Pseudoprofessionalisierung

Valdivias Arbeit ist eine von vielen im Care-Sektor, die zunehmend von einer «Verbetriebswirtschaftlichung» erfasst werden. Der Begriff kommt von der Zürcher Philosophin und Historikerin Tove Soiland, die sich seit Jahren mit dieser Entwicklung beschäftigt, die schon ab den frühen neunziger Jahren eingesetzt hat: «Wir stellen fest, dass im Zuge dessen eine faktische Entmündigung der Care-Arbeiterinnen stattfindet», sagt Soiland.

Auf den ersten Blick mag das überraschen. Denn gleichzeitig findet eine Akademisierung statt, die eine Aufwertung suggeriert. Doch das ist trügerisch: «In einem oft diffusen Sprachgebrauch wird Frauen ein Angebot zur Professionalisierung gemacht, indem sich ihr Beruf vom Stigma des ‹typischen Frauenberufs› reinigen soll», sagt Soiland. Die Krux dabei bestehe darin, dass die Instrumente dazu aus der Güterproduktion kämen, Arbeitsabläufe standardisierten, zu einer massiven Arbeitsverdichtung führten – und für Care-Arbeiten völlig ungeeignet seien.

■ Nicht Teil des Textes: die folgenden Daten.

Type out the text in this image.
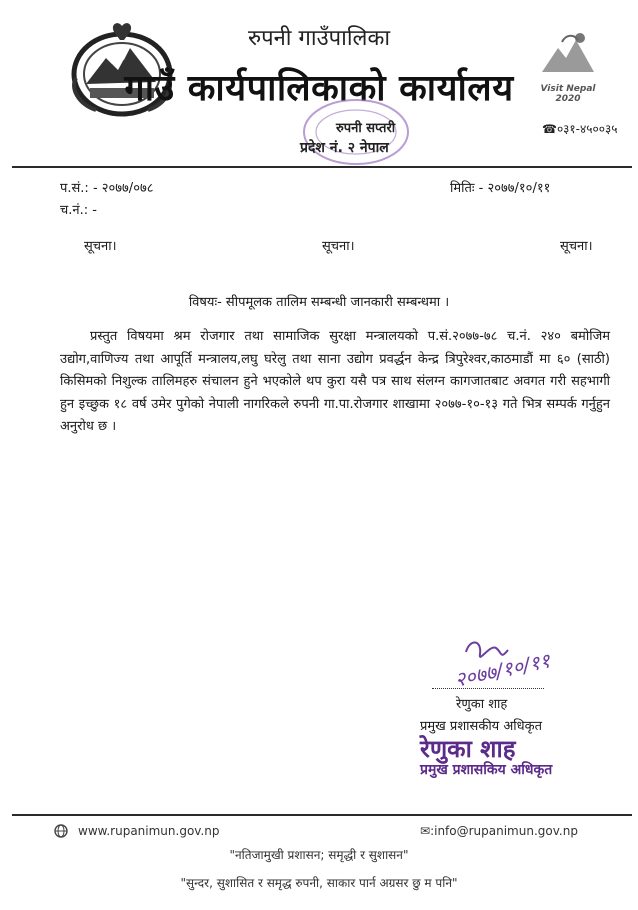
रुपनी गाउँपालिका
गाउँ कार्यपालिकाको कार्यालय	Visit Nepal 2020
रुपनी सप्तरी
प्रदेश नं. २ नेपाल
☎०३१-४५००३५
प.सं.: - २०७७/०७८
च.नं.: -
मितिः - २०७७/१०/११
सूचना।	सूचना।	सूचना।
विषयः- सीपमूलक तालिम सम्बन्धी जानकारी सम्बन्धमा ।
प्रस्तुत विषयमा श्रम रोजगार तथा सामाजिक सुरक्षा मन्त्रालयको प.सं.२०७७-७८ च.नं. २४० बमोजिम उद्योग,वाणिज्य तथा आपूर्ति मन्त्रालय,लघु घरेलु तथा साना उद्योग प्रवर्द्धन केन्द्र त्रिपुरेश्वर,काठमाडौं मा ६० (साठी) किसिमको निशुल्क तालिमहरु संचालन हुने भएकोले थप कुरा यसै पत्र साथ संलग्न कागजातबाट अवगत गरी सहभागी हुन इच्छुक १८ वर्ष उमेर पुगेको नेपाली नागरिकले रुपनी गा.पा.रोजगार शाखामा २०७७-१०-१३ गते भित्र सम्पर्क गर्नुहुन अनुरोध छ ।
२०७७/१०/११
रेणुका शाह
प्रमुख प्रशासकीय अधिकृत
रेणुका शाह
प्रमुख प्रशासकिय अधिकृत
www.rupanimun.gov.np	✉:info@rupanimun.gov.np
"नतिजामुखी प्रशासन; समृद्धी र सुशासन"
"सुन्दर, सुशासित र समृद्ध रुपनी, साकार पार्न अग्रसर छु म पनि"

Die Tatsache, dass immer mehr im Care-Sektor Tätige davon betroffen sind, hat Frauen aus Bereichen wie der Pflege, der Kleinkindererziehung oder der sozialen Arbeit dazu veranlasst, das Thema zum Inhalt eines feministischen Leseseminars des Verbands des Personals öffentlicher Dienste (VPOD) zu machen. Seit Anfang Jahr treffen sie sich regelmässig, um gemeinsam mit Soiland eine Gegensprache zu finden. Darunter eine Sozialarbeiterin mit langjähriger Berufserfahrung, die konstatiert, dass die «Professionalisierung» ihres Berufs vor allem zu einer Entpolitisierung geführt habe: «Gesellschaftliche Missstände und Konflikte werden ausgeblendet – und die ganze Problematik auf die Klientel abgeschoben.» Und was die Akademisierung betreffe, so meint eine Pflegefachfrau, habe dies nicht zu einer Aufwertung geführt, sondern ganz im Gegenteil: «Direkte Pflege wird nach unten delegiert.»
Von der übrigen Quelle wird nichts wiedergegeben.